Tortor Sombah [Dok. Pretty Manurung]

Tidak hanya itu, ada berbagai macam lagi acara yang ditampilkan mulai dari menari Tortor (manortor), menyanyi (taur-taur), berbalas pantun (marumpasa) dengan diiringi musik tradisional seperti Gual, Sulim, Sordam, Tulila sampai olahraga ketangkasan tradisional.

***

Masyarakat suku Simalungun memiliki musik tradisional yang secara turun-temurun digunakan dan berfungsi dalam kehidupan sehari-harinya. Musik tradisional Simalungun diwariskan turun-temurun secara lisan kepada generasi berikutnya.

Penggunaan Sarunei dalam ensambel gonrang sebagai musik pengiring tari-tarian yang ditampilkan dalam Pesta Rondang Bittang, misalnya,  dapat memberikan reaksi jasmani pada setiap penonton. Bunyi-bunyian Sarunei tersebut akan menjadi sumber komunikasi bagi masyarakat, baik yang muda maupun tua. Sehingga para penonton yang biasanya mayoritas muda-mudi berdatangan ke tempat tersebut untuk menonton, melihat, menari dan menggunakan kesempatan tersebut untuk saling berkomunikasi, berinteraksi bahkan mencari jodoh.

***

Berdasarkan pengklasifikasian/penggolongannya, maka alat-alat musik tradisional Simalungun dapat diklasifikasikan sebagai berikut:

Klasifakasi/Golongan Idiofon

  1. Mongmongan, yaitu alat musik yang terbuat dari bahan metal, kuningan atau besi yang mempunyai “pencu” (bossed gong). Ada dua jenis mongmongan: sibanggalan dan sietekan yang dipergunakan dalam seperangkat gonrang sidua-dua dan gonrang sipitu-pitu/gonrang bolon. Fungsi mongmongan dipergunakan untuk memanggil massa di suatu kampung.
  2. Ogung, yaitu alat musik yang terbuat dari bahan metal, kuningan atau besi yang mempunyai pencu (bossed gong). Ogung juga memiliki dua macam yaitu sibanggalan dan sietekan yang dipergunakan dalam seperangkat gonrang sidua-dua dan gonrang sipitu-pitu/gonrang bolon.
  3. Gerantung, adalah alat musik yang terbuat dari kayu dan mempunyai kotak resonator (trough resonator). Kotak resonator ada yang terbuat dari kayu, ada yang langsung ditempatkan di atas lobang tanah sebagai resonatornya. Gerantung terdiri dari tujuh bilah dan mempunyai nada yang berbeda. Gerantung biasanya dimainkan sebagai hiburan ketika istirahat di ladang sebagai pelepas lelah dan sebagai bahan pelajaran untuk menabuh gonrang sipitu-pitu/gonrang bolon.

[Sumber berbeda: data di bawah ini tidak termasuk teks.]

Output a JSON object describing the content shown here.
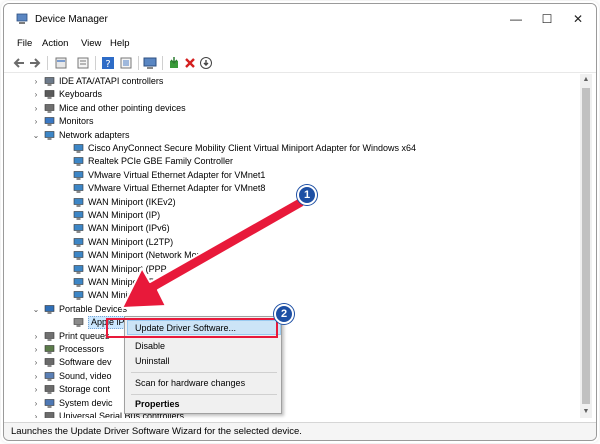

Klasifikasi/Golongan Aerofon

  1. Sarunei bolon, suatu alat musik yang mempunyai dua lidah (double reed) sebagai lobang hembusan yang dipergunakan sebagai pembawa melodi dalam seperangkat gonrang sidua-dua dan gonrang sipitu-pitu/gonrang bolon. Badannya terbuat dari silastom, nalih-nya terbuat dari timah, tumpak bibir terbuat dari tempurung, lidah terbuat dari daun kelapa dan sigumbang terbuat dari bambu. Sarunei bolon mempunyai enam lobang di bagian atas dan satu lobang di bawah.
  2. Sarunei buluh, adalah suatu alat musik yang mempunyai lobang hembusan yang terdiri dari satu lidah (single reed) yang memukul badannya sendiri. Sarunei buluh yang terbuat dari bambu ini mempunyai tujuh lobang suara. Enam lobang berada di bagian atas dan sisanya di bagian bawah.

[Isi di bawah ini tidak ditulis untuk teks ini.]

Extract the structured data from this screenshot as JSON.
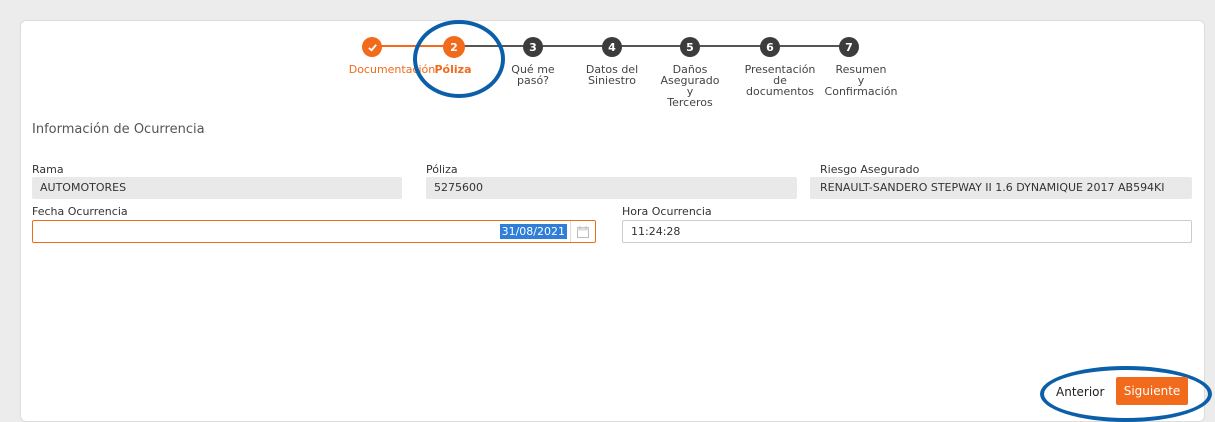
{
  "stepper": {
    "steps": [
      {
        "number": "✓",
        "label": "Documentación",
        "state": "done"
      },
      {
        "number": "2",
        "label": "Póliza",
        "state": "active"
      },
      {
        "number": "3",
        "label": "Qué me\npasó?",
        "state": "pending"
      },
      {
        "number": "4",
        "label": "Datos del\nSiniestro",
        "state": "pending"
      },
      {
        "number": "5",
        "label": "Daños\nAsegurado\ny\nTerceros",
        "state": "pending"
      },
      {
        "number": "6",
        "label": "Presentación\nde\ndocumentos",
        "state": "pending"
      },
      {
        "number": "7",
        "label": "Resumen\ny\nConfirmación",
        "state": "pending"
      }
    ]
  },
  "form": {
    "section_title": "Información de Ocurrencia",
    "rama": {
      "label": "Rama",
      "value": "AUTOMOTORES"
    },
    "poliza": {
      "label": "Póliza",
      "value": "5275600"
    },
    "riesgo": {
      "label": "Riesgo Asegurado",
      "value": "RENAULT-SANDERO STEPWAY II 1.6 DYNAMIQUE 2017 AB594KI"
    },
    "fecha": {
      "label": "Fecha Ocurrencia",
      "value": "31/08/2021"
    },
    "hora": {
      "label": "Hora Ocurrencia",
      "value": "11:24:28"
    }
  },
  "buttons": {
    "prev": "Anterior",
    "next": "Siguiente"
  },
  "colors": {
    "accent": "#f26a1b",
    "annotation": "#0b5fa9",
    "pending": "#3c3c3c"
  }
}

Klasifikasi/Golongan Membranofon

  1. Gonrang Sidua-dua, adalah gendang yang dipergunakan dalam seperangkat gonrang sidua-dua. Badannya terbuat dari kayu Ampiwaras dan kulitnya terbuat dari kulit Kancil atau kulit Kambing. Gonrang sidua-dua terdiri dari dua buah gendang, oleh karena itu diberi nama gonrang sidua-dua.
  2. Gonrang sipitu-pitu/gonrang bolon, adalah gendang yang terbuat dari kulit pada bagian atas sedangkan sebelah bawah ditutup dengan kayu. Gendang terdiri dari tujuh buah yang badannya terbuat dari kayu dan kulitnya terbuat dari kulit lembu, kerbau atau kambing. Gendang ini dipergunakan dalam seperangkat gonrang sipitu-pitu/gonrang bolon.

Klasifikasi/Golongan Kordofon

  1. Arbab, adalah alat musik yang tabung resonatornya terbuat dari labu atau tempurung; lehernya terbuat dari kayu atau bambu; lempeng atas terbuat dari kulit kancil atau kulit biawak; senar terbuat dari benang dan alat penggesek terbuat dari ijuk enau yang masih muda.
  2. Husapi, adalah alat musik sejenis lute yang mempunyai leher, terbuat dari kayu dan mempunyai dua senar. Bagian badan dan lehernya dihiasi gambar ukiran wajah manusia.

***

Masyarakat Batak Simalungun merupakan suku yang sangat menjunjung tinggi warisan leluhur. Ucapan syukur mereka senantiasa dipanjatkan lewat upacara adat. Budaya para leluhur yang menjadi kebanggaan suku Simalungun salah satunya adalah pemakaian Ulos. Ulos yang disebut Hiou sarat ornamen. Secara legenda bagi masyarakat Simalungun, Ulos dianggap salah satu dari tiga sumber kehangatan manusia selain api dan matahari.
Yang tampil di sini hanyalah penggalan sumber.